In Adventures of the Spirit, Phyllis Sternberg Perrakis brings together eleven American and Canadian “literary gerontologists” to examine a new kind of adventure for the older woman in literature. This volume of critical essays analyzes recent works by contemporary women writers whose characters’ midlife and later life changes are mapped in their narratives.

Rather than focusing on the painful losses undergone by women of a certain age, recent narratives explore a new kind of adventure of aging, one that is spiritual in nature, enabling new ways of being and becoming, but open-ended and capable of great variation in practice. In particular, these journeys of the spirit focus on the retrospective movement undergone by a midlife or older woman as she is led by inner or outer forces to assess where she has come from and decipher a shape or pattern to her journey.
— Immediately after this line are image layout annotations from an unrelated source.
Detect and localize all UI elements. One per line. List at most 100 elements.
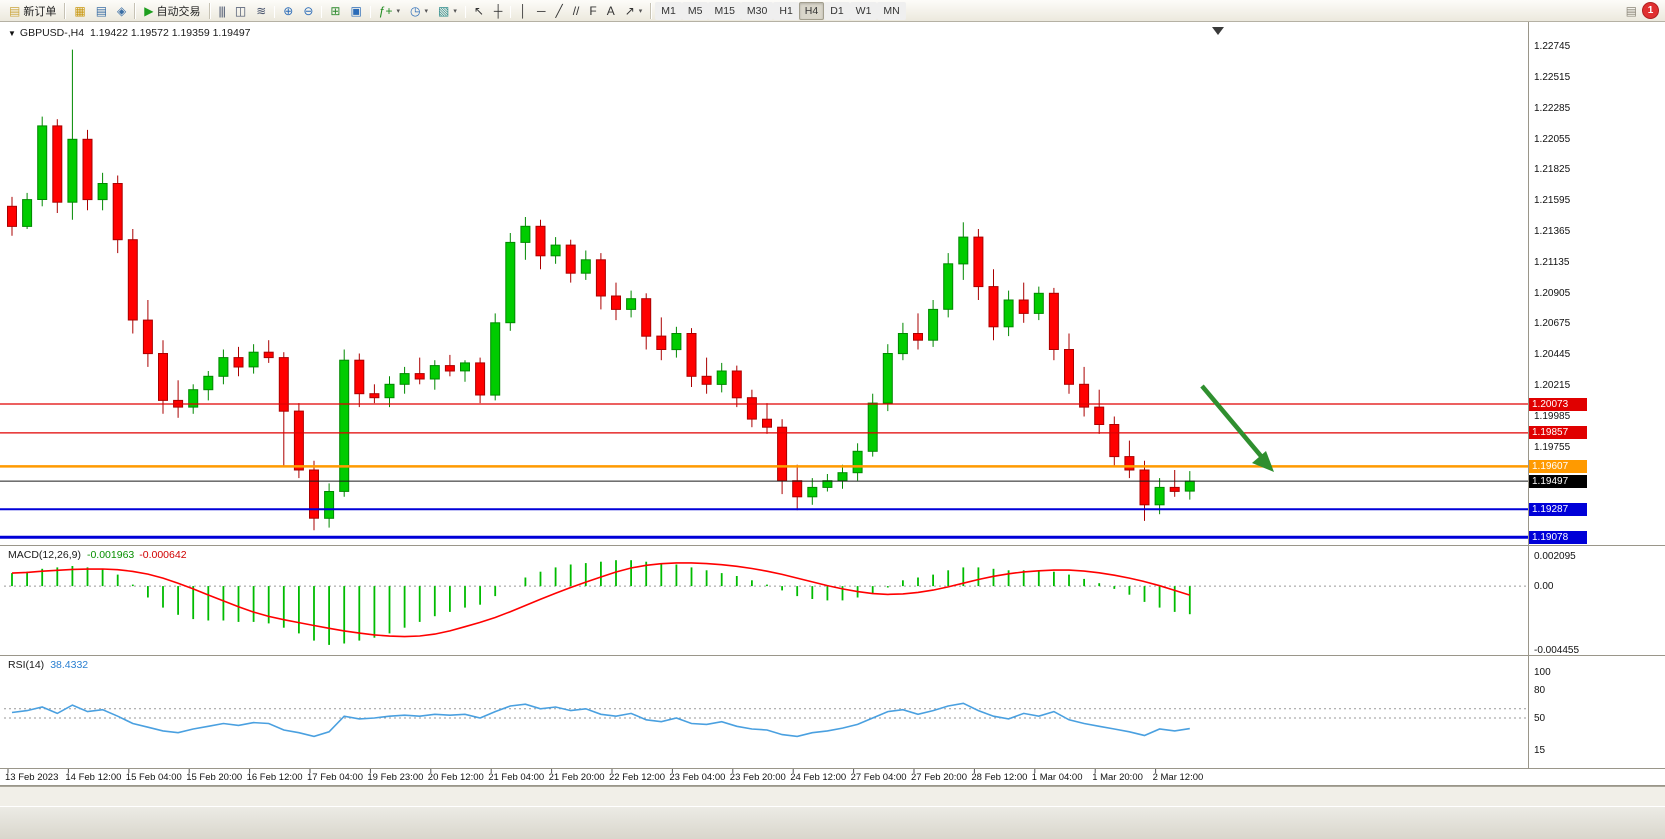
chart-window: ▼ GBPUSD-,H4 1.19422 1.19572 1.19359 1.19… <box>0 22 1665 786</box>
candle-body <box>460 362 470 372</box>
new-order-button[interactable]: ▤ 新订单 <box>4 1 61 20</box>
chart-shift-marker[interactable] <box>1212 27 1224 35</box>
status-bar <box>0 786 1665 806</box>
zoom-in-button[interactable]: ⊕ <box>278 1 298 20</box>
candle-body <box>807 486 818 498</box>
channel-button[interactable]: // <box>568 1 585 20</box>
candle-body <box>641 298 652 337</box>
candle-body <box>1064 349 1074 385</box>
rsi-indicator-label: RSI(14) 38.4332 <box>8 659 88 671</box>
zoom-out-button[interactable]: ⊖ <box>298 1 318 20</box>
candle-body <box>988 286 999 328</box>
candle-body <box>67 138 78 203</box>
time-axis-label: 23 Feb 20:00 <box>729 772 786 783</box>
alerts-icon[interactable]: ▤ <box>1625 3 1637 18</box>
symbol-dropdown-icon[interactable]: ▼ <box>8 29 16 38</box>
crosshair-button[interactable]: ┼ <box>489 1 508 20</box>
rsi-name: RSI(14) <box>8 659 45 671</box>
candlestick-button[interactable]: ◫ <box>230 1 251 20</box>
candle-body <box>248 351 259 368</box>
timeframe-m30[interactable]: M30 <box>740 1 774 20</box>
candle-body <box>1139 469 1150 506</box>
indicators-button[interactable]: ƒ+ ▾ <box>374 1 405 20</box>
candle-body <box>1079 383 1090 408</box>
candle-body <box>414 373 425 380</box>
templates-icon: ▧ <box>438 3 450 18</box>
periods-icon: ◷ <box>410 3 421 18</box>
notification-badge[interactable]: 1 <box>1642 2 1659 19</box>
candle-body <box>429 365 440 380</box>
candle-body <box>520 225 531 243</box>
channel-icon: // <box>572 3 580 18</box>
text-button[interactable]: A <box>602 1 620 20</box>
toolbar-separator <box>464 5 466 18</box>
price-axis-tick: 1.20445 <box>1534 349 1571 361</box>
horizontal-lines-layer[interactable] <box>0 403 1528 539</box>
candle-body <box>142 319 153 355</box>
market-watch-icon: ▤ <box>95 3 108 18</box>
candle-body <box>444 365 455 372</box>
cursor-button[interactable]: ↖ <box>469 1 489 20</box>
timeframe-mn[interactable]: MN <box>877 1 906 20</box>
candle-body <box>1094 406 1105 426</box>
top-toolbar: ▤ 新订单 ▦ ▤ ◈ ▶ 自动交易 ||| ◫ ≋ ⊕ ⊖ ⊞ ▣ ƒ+ ▾ ◷ ▾ ▧ ▾ ↖ ┼ │ ─ ╱ //… <box>0 0 1665 22</box>
autotrading-button[interactable]: ▶ 自动交易 <box>139 1 205 20</box>
candle-body <box>1018 299 1029 314</box>
candle-body <box>218 357 229 377</box>
crosshair-icon: ┼ <box>493 3 503 18</box>
candle-body <box>852 450 863 474</box>
price-axis-tick: 1.21825 <box>1534 164 1571 176</box>
trendline-button[interactable]: ╱ <box>550 1 567 20</box>
time-axis-label: 2 Mar 12:00 <box>1152 772 1204 783</box>
candle-body <box>82 138 93 201</box>
rsi-axis-tick: 15 <box>1534 745 1546 757</box>
market-watch-icon[interactable]: ▤ <box>91 1 112 20</box>
toolbar-separator <box>274 5 276 18</box>
timeframe-w1[interactable]: W1 <box>849 1 878 20</box>
candle-body <box>837 472 848 482</box>
symbol-info: ▼ GBPUSD-,H4 1.19422 1.19572 1.19359 1.19… <box>8 27 251 39</box>
timeframe-d1[interactable]: D1 <box>824 1 850 20</box>
tile-windows-button[interactable]: ⊞ <box>325 1 345 20</box>
candle-body <box>127 239 138 321</box>
candle-body <box>792 480 803 498</box>
horizontal-line-icon: ─ <box>536 3 546 18</box>
fibonacci-button[interactable]: F <box>584 1 601 20</box>
chart-canvas[interactable] <box>0 22 1665 786</box>
candle-body <box>490 322 501 396</box>
timeframe-m1[interactable]: M1 <box>655 1 682 20</box>
candle-body <box>369 393 380 399</box>
timeframe-m15[interactable]: M15 <box>708 1 741 20</box>
candle-body <box>188 389 199 408</box>
navigator-icon[interactable]: ◈ <box>112 1 131 20</box>
time-axis-label: 21 Feb 04:00 <box>488 772 545 783</box>
periods-button[interactable]: ◷ ▾ <box>405 1 433 20</box>
horizontal-line-button[interactable]: ─ <box>532 1 551 20</box>
candle-body <box>958 236 969 265</box>
templates-button[interactable]: ▧ ▾ <box>433 1 462 20</box>
candle-body <box>399 373 410 385</box>
price-axis-tick: 1.20905 <box>1534 287 1571 299</box>
timeframe-h4[interactable]: H4 <box>798 1 825 20</box>
new-chart-icon[interactable]: ▦ <box>69 1 90 20</box>
line-chart-button[interactable]: ≋ <box>251 1 271 20</box>
bar-chart-button[interactable]: ||| <box>214 1 230 20</box>
vertical-line-button[interactable]: │ <box>514 1 532 20</box>
trend-arrow-annotation[interactable] <box>1200 384 1274 472</box>
bottom-bar <box>0 806 1665 839</box>
timeframe-h1[interactable]: H1 <box>773 1 799 20</box>
candle-body <box>339 359 350 492</box>
candle-body <box>913 333 923 341</box>
arrange-windows-button[interactable]: ▣ <box>345 1 366 20</box>
indicators-icon: ƒ+ <box>378 3 393 18</box>
toolbar-separator <box>369 5 371 18</box>
candle-body <box>716 370 727 385</box>
arrows-button[interactable]: ↗ ▾ <box>620 1 648 20</box>
time-axis-label: 27 Feb 20:00 <box>911 772 967 783</box>
candle-body <box>671 333 682 351</box>
candle-body <box>37 125 48 200</box>
timeframe-m5[interactable]: M5 <box>681 1 709 20</box>
price-line-badge: 1.20073 <box>1529 397 1587 411</box>
rsi-value: 38.4332 <box>50 659 89 671</box>
macd-main-value: -0.001963 <box>86 549 135 561</box>
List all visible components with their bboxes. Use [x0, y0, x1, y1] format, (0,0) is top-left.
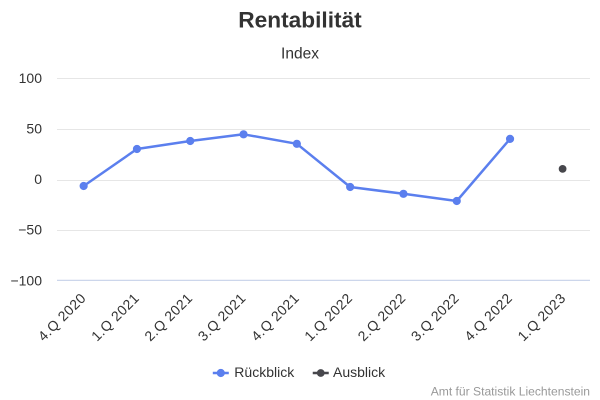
svg-text:Amt für Statistik Liechtenstei: Amt für Statistik Liechtenstein: [431, 385, 590, 399]
svg-text:50: 50: [26, 121, 42, 137]
svg-text:−50: −50: [18, 222, 42, 238]
svg-text:100: 100: [19, 70, 43, 86]
svg-text:Index: Index: [281, 45, 319, 62]
svg-text:−100: −100: [10, 272, 42, 288]
svg-text:Rückblick: Rückblick: [234, 364, 295, 380]
svg-text:0: 0: [34, 171, 42, 187]
svg-text:Rentabilität: Rentabilität: [238, 8, 362, 33]
svg-text:Ausblick: Ausblick: [333, 364, 386, 380]
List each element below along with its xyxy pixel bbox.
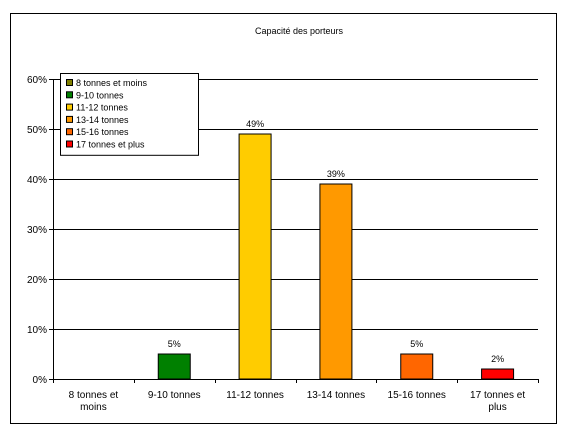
data-label: 39% [327,169,345,179]
chart-title: Capacité des porteurs [255,26,344,36]
y-tick-labels: 0% 10% 20% 30% 40% 50% 60% [27,75,47,386]
bar-17-tonnes-et-plus [481,368,515,380]
axes [49,79,539,383]
legend-label: 17 tonnes et plus [76,140,145,150]
legend-label: 8 tonnes et moins [76,78,148,88]
legend: 8 tonnes et moins 9-10 tonnes 11-12 tonnes… [60,73,199,156]
bar-9-10-tonnes [157,353,191,380]
legend-swatch [66,79,73,86]
y-tick-label: 10% [27,325,47,336]
data-label: 49% [246,119,264,129]
legend-label: 15-16 tonnes [76,127,129,137]
bars [157,133,515,380]
legend-swatch [66,103,73,111]
y-tick-label: 50% [27,125,47,136]
x-tick-label: 8 tonnes et [69,390,119,401]
y-tick-label: 30% [27,225,47,236]
chart-container: Capacité des porteurs 0% 10% 20% 30% 40% 50% 6… [10,13,557,424]
data-labels: 5% 49% 39% 5% 2% [168,119,504,364]
bar-13-14-tonnes [319,183,353,380]
legend-swatch [66,140,73,148]
x-tick-label: 15-16 tonnes [388,390,446,401]
data-label: 5% [168,339,181,349]
x-tick-label: 17 tonnes et [470,390,525,401]
legend-swatch [66,115,73,123]
y-tick-label: 0% [33,375,48,386]
x-tick-label: 11-12 tonnes [226,390,284,401]
bar-11-12-tonnes [238,133,272,380]
legend-swatch [66,91,73,99]
y-tick-label: 20% [27,275,47,286]
y-tick-label: 40% [27,175,47,186]
legend-label: 11-12 tonnes [76,103,128,113]
x-tick-label: 13-14 tonnes [307,390,365,401]
bar-chart: Capacité des porteurs 0% 10% 20% 30% 40% 50% 6… [27,26,539,413]
bar-15-16-tonnes [400,353,434,380]
legend-label: 13-14 tonnes [76,115,129,125]
x-tick-label: plus [488,402,506,413]
legend-box [60,73,199,156]
y-tick-label: 60% [27,75,47,86]
legend-swatch [66,128,73,136]
x-tick-label: moins [80,402,107,413]
data-label: 5% [410,339,423,349]
x-tick-label: 9-10 tonnes [148,390,201,401]
data-label: 2% [491,354,504,364]
legend-label: 9-10 tonnes [76,90,124,100]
These journeys do not leave the body behind as they map new spiritual territory. Rather they honor spirit’s embrace of the natural world and relationships as well as its aspirations for evolving development and eternal existence.

The essays in Adventures of the Spirit employ a wide variety of critical lenses to chart these adventures, including archetypal, Sufi, post-colonial, and feminist analysis; archival research; aboriginal life writing; and trauma theory. These studies bring a new understanding to women’s adventure of age in both literary texts and in life.

Phyllis Sternberg Perrakis is a part-time professor of English at the University of Ottawa and is a co-editor of Doris Lessing Studies.